The rasterList-class object contains each soil water retention curve per each cell. Since the list element refered to each raster cell are function class, swc_rl is coerced to a single function defined all raster extension though rasterListFun swc_rl :

swc_rlf <- rasterListFun(swc_rl)

In such a way, the function swc_rlf can be used to estimate to estimate soil water function given a spatially unimorm value of soi water pressure head $\psi$ on all the region of interest.

psi <- c(0,-0.5,-1,-2)
names(psi) <- sprintf("psi= %1.1f m",psi)
soil_water_content <- stack(swc_rlf(psi))
names(soil_water_content) <- names(psi)
plot(soil_water_content,main=names(psi))

Finally, assuming that $\psi$ may vary with space ranging between -0.5 m and -1.5 m with a spatial paraboloid-like profile centered in point A, a map for $\psi$ is calculated as follows:

region <- raster(swc_rlf(0))
mask <- !is.na(region)
region[] <- NA
region[points$icell[1]] <- 1
dist <- distance(region)
dist[mask==0] <- NA

mdist <- max(dist[],na.rm=TRUE)

psi_max <- 0 
psi_min <- -2
psi <- psi_max+(psi_min-psi_max)*(1-exp(-dist/mdist))
plot(psi)
color <- colorNumeric("Blues",domain=psi[])

leaf_psi <- leaf1 %>% addRasterImage(psi,color=color,opacity=opacity) %>% 
addLegend(position="bottomright",pal=color,values=psi[],opacity=opacity,title="Psi") %>% addMarkers(lng=st_coordinates(points)[,"X"],lat=st_coordinates(points)[,"Y"],label=points$name) ##addMarkers(lng=points$lon,lat=points$lat,label=points$name)

leaf_psi

The corresponding map of $\theta$ is the following:

theta <- raster(swc_rlf(psi))
plot(theta)
color <- colorNumeric("Blues",domain=theta[])
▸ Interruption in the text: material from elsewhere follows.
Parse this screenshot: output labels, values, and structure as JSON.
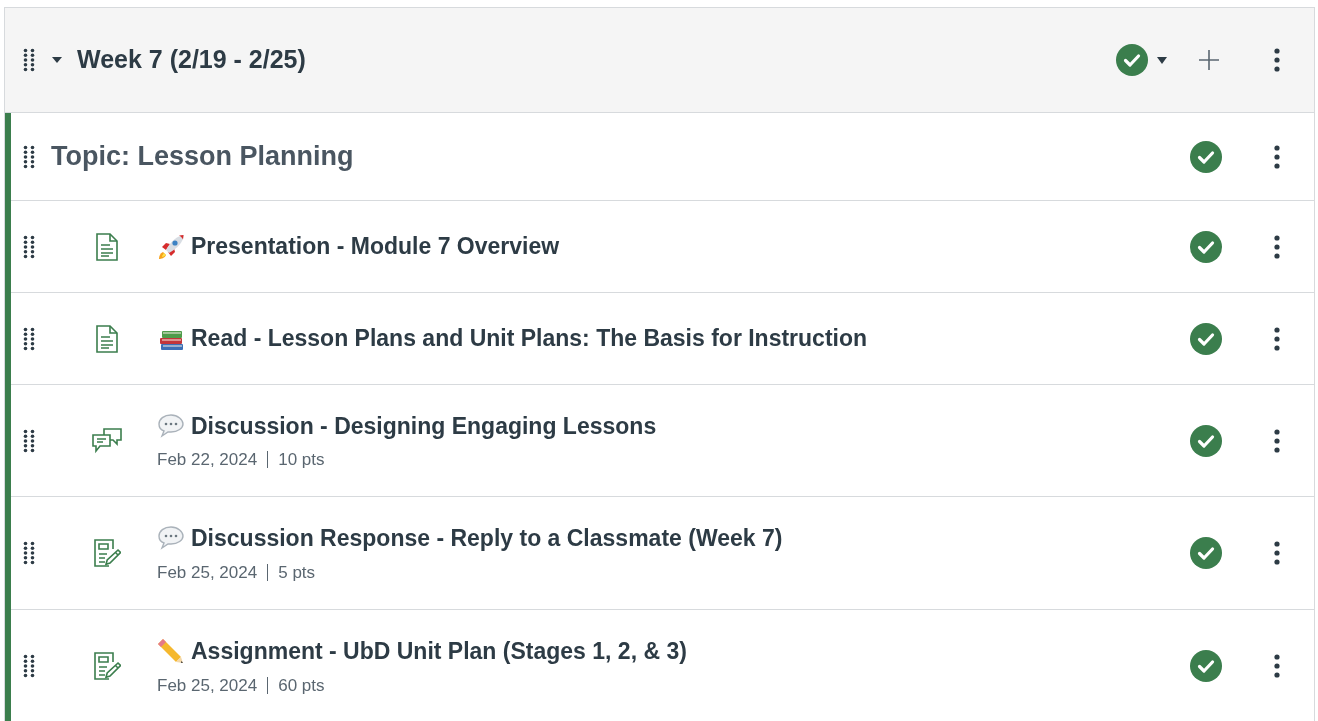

leaf_psi <- leaf1 %>% addRasterImage(theta,color=color,opacity=opacity) %>% 
addLegend(position="bottomright",pal=color,values=theta[],opacity=opacity,title="Psi") %>% addMarkers(lng=st_coordinates(points)[,"X"],lat=st_coordinates(points)[,"Y"],label=points$name) ##addMarkers(lng=points$lon,lat=points$lat,label=points$name)

leaf_psi

Application 2

This application consists on an a time series analysis for each cell of a raster map. The application spatio-temporal gridded set of daily rainfall. The region of interest is an area covering the Cajamarca and Amozonas regions and its surroundings, Peru. This region is located in the northern part of the country and shares a border with Ecuador. Most of the territory covers the Andes Mountain Range and has heights around 2700 meters above sea level. The area has a subtropical highland climate (Cwb, in the Köppen climate classification) which is characteristic of high elevations at tropical latitudes. The region presents a semi-dry, temperate, semi-cold climate with presence of rainfall mostly on spring and summer (from October to March) with little or no rainfall the rest of the year. The western part of the study region is includes the Amazon Rainforest, one of the richest area in the world of biodiversity and water. This area is more rainy during all year than the part in the highlands. Anyway, the climate of the area is sensitive to ENSO oscillations. Anyway, the aim of this application is the creation of a work flow that can be applied to other areas of the world. The object of this session is a trend and raturn-period analysis of yearly aggregated precipitation starting from spatio-temporal gridded datasets available.
As input data, monthly precipitation rasters taken from the Climate Hazards Group InfraRed Precipitation with Station dataset (CHIRPS) (@chirps2015) have been used. CHIRPS is is a 30+ year quasi-global rainfall dataset. The spatial coverage spans all longitudes between the latitudes -50 degrees (Southern Hemisphere) and 50 degrees (Northern Hemisphere), starting in 1981 to near-present. CHIRPS incorporates 0.05 degree resolution satellite imagery with in-situ station data to create gridded rainfall time series for trend analysis and seasonal drought monitoring.

library(rasterList)
##precf <- system.file("map/Mekrou_precipitation.grd", package="rasterList")
#precf <- system.file("map/cajamarca_monthly_precipitation.grd", package="rasterList")
##
##precf0 <- '/home/ecor/local/rpackages/jrc/rasterList_doc/map/cajamarca_monthly_precipitation_vL.grd'
##precf <- '/home/ecor/local/rpackages/jrc/rasterList/inst/map/cajamarca_monthly_precipitation_vL2.grd'

##prec0 <- stack(precf0)
##prec <- aggregate(prec0,fact=2,na.rm=TRUE,fun=mean,filename=precf,overwrite=TRUE)
####
precf <- system.file("map/cajamarca_monthly_precipitation_vL2.grd", package="rasterList")
prec <- stack(precf)

Total annual precipitation can be computed through an aggregation of monthly data with a sum function aggregation and lubridate package (@lubridate).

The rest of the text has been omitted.